From the Revolut app, users can make instant transfers to phone contacts, can target improved exchange rates using Auto Exchange and can receive card payments from non-Revolut users by way of payment links. Shopping internationally is also a breeze using Revolut’s multi-currency travel card which grants free overseas ATM withdrawals up to AU$350 per month (AU$700 for Premium accounts).
Perhaps the most disliked feature of Revolut is the customer support, which comes in the form of in-app text chat — Revolut offers no phone or email support, not even for business customers.
Due to its successes in Europe and the hype that surrounds the service, Revolut is expected to steal market share from Australia’s established financial services firms at a much faster pace than local neobanks such as Xinja, Volt and 86 400.

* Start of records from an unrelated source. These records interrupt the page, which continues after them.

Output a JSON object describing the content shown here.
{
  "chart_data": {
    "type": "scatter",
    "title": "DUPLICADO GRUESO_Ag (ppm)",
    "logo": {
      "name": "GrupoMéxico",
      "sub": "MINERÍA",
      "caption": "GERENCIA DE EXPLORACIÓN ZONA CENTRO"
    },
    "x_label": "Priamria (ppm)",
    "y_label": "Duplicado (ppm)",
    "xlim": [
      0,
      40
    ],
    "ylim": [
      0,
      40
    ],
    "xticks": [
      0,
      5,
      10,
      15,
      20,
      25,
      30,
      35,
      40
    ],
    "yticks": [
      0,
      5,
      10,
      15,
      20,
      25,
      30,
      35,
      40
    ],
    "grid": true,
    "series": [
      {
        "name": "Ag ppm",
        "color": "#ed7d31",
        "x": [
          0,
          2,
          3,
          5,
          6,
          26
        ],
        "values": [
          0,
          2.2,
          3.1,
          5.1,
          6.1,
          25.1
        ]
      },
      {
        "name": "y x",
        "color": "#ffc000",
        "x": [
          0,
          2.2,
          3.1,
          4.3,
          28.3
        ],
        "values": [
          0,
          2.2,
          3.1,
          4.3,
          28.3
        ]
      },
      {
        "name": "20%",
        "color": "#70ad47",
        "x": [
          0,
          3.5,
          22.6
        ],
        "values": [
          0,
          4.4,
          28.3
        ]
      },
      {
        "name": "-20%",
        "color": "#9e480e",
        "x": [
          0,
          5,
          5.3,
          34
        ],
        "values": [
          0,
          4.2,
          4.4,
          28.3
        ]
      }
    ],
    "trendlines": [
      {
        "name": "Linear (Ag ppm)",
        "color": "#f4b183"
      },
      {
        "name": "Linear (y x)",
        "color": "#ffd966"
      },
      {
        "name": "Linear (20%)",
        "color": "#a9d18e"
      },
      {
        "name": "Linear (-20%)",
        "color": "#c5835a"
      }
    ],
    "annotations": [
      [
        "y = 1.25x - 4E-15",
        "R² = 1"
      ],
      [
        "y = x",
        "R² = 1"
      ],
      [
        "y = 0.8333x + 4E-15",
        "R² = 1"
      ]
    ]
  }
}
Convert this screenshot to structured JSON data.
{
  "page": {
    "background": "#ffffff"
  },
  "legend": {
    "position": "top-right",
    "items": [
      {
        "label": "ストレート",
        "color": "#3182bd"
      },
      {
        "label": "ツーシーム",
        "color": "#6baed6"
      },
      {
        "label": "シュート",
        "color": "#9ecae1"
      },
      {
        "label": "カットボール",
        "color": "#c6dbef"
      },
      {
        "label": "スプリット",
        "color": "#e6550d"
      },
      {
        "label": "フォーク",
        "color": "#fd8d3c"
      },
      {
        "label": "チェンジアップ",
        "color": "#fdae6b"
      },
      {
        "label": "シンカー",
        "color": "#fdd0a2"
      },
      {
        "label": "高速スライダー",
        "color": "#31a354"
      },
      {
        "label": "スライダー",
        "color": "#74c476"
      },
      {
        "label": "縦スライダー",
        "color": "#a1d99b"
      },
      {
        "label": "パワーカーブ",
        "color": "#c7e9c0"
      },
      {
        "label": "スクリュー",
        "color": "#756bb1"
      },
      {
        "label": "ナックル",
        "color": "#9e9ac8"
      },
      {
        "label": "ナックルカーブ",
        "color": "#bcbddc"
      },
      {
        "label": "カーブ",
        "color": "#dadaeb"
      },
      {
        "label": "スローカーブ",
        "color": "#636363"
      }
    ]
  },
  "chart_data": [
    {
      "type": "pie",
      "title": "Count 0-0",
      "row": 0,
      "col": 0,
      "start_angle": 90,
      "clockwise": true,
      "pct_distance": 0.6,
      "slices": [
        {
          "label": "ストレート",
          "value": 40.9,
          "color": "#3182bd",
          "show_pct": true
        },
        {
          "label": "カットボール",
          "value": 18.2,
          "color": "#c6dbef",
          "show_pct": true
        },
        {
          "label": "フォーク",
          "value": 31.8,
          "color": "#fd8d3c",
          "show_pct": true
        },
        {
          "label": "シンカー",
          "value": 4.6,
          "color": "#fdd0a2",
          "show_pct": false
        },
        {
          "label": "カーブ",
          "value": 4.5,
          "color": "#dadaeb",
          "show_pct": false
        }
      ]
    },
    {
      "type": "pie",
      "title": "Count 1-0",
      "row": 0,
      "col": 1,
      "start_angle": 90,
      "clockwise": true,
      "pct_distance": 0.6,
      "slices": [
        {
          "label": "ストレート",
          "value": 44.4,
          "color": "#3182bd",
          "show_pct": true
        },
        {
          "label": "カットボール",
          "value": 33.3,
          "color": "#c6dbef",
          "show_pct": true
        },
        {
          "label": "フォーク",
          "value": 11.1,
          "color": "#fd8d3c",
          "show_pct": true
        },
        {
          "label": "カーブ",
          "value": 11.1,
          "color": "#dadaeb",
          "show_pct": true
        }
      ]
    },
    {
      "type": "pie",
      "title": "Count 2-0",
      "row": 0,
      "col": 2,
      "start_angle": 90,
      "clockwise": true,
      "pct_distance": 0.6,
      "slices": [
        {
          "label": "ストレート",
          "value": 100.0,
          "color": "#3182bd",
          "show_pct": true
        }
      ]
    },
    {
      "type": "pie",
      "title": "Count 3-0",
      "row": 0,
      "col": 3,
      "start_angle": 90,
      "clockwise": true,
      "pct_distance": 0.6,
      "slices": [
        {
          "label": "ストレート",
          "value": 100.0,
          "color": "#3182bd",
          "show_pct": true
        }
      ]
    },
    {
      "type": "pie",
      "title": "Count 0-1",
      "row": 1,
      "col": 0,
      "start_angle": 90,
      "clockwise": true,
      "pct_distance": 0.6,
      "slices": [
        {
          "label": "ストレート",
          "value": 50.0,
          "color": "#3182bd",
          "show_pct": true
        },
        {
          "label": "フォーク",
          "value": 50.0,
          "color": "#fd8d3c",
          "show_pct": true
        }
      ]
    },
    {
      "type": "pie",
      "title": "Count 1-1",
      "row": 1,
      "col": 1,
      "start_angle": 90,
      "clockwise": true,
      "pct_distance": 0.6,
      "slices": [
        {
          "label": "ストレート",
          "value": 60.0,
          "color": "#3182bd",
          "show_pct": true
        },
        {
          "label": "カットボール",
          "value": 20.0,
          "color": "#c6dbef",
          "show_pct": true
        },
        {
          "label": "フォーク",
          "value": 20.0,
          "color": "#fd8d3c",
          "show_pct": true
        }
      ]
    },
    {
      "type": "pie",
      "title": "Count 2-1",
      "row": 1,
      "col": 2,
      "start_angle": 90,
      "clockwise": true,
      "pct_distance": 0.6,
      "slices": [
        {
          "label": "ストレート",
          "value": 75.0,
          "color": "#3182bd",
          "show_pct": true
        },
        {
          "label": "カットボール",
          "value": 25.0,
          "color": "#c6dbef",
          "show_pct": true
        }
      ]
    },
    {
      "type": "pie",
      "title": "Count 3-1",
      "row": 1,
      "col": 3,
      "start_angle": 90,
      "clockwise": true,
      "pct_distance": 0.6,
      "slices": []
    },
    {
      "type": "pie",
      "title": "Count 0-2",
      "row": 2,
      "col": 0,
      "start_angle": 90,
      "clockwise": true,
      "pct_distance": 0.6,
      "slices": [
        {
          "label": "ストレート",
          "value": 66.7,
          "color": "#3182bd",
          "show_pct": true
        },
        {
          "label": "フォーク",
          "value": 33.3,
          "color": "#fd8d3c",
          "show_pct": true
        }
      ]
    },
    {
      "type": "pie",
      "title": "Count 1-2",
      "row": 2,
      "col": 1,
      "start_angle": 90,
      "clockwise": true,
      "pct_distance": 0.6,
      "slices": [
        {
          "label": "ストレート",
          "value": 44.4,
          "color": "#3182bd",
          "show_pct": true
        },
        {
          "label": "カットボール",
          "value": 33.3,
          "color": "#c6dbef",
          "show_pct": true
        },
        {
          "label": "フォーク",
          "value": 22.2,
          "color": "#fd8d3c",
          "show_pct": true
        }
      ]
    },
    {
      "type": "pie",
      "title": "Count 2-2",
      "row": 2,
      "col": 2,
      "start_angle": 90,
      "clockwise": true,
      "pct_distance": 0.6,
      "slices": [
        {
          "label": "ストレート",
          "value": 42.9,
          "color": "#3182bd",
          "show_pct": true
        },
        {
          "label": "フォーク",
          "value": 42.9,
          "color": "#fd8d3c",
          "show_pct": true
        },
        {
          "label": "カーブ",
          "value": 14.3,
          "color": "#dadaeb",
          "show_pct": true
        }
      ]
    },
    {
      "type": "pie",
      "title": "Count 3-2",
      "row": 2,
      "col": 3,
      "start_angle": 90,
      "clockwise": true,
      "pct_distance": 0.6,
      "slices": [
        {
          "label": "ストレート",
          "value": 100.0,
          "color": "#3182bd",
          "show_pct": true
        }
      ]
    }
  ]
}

“[Revolut] is a different animal,” a source at a major bank told the Australian Financial Review. “This could be a bigger threat [to the banking sector] than the home players,” the source said.
Revolut has also announced the addition of Apple Pay as a funding option but, for the time being, only for users in 15 European countries: the UK, France, Poland, Germany, Czech Republic, Switzerland, Ireland, Belgium, Spain, Italy, Sweden, Denmark, Norway, Finland and Iceland. Those in Australia will have to wait for Apple Pay and must instead add money to Revolut balances with a domestic debit card or bank transfer.
For many currency routes, FX costs have been slashed in recent years by a number of industry-disrupting fintechs, allowing such firms to slice great chunks from the banking sector’s lucrative remittance markets. Banks are fighting back, though, by developing low-cost, digital offerings of their own.
Citigroup’s announcement this week of plans to develop its own consumer-payments platform is the latest indication of a fightback by the banking establishment against fintech rivals that threaten its most lucrative markets.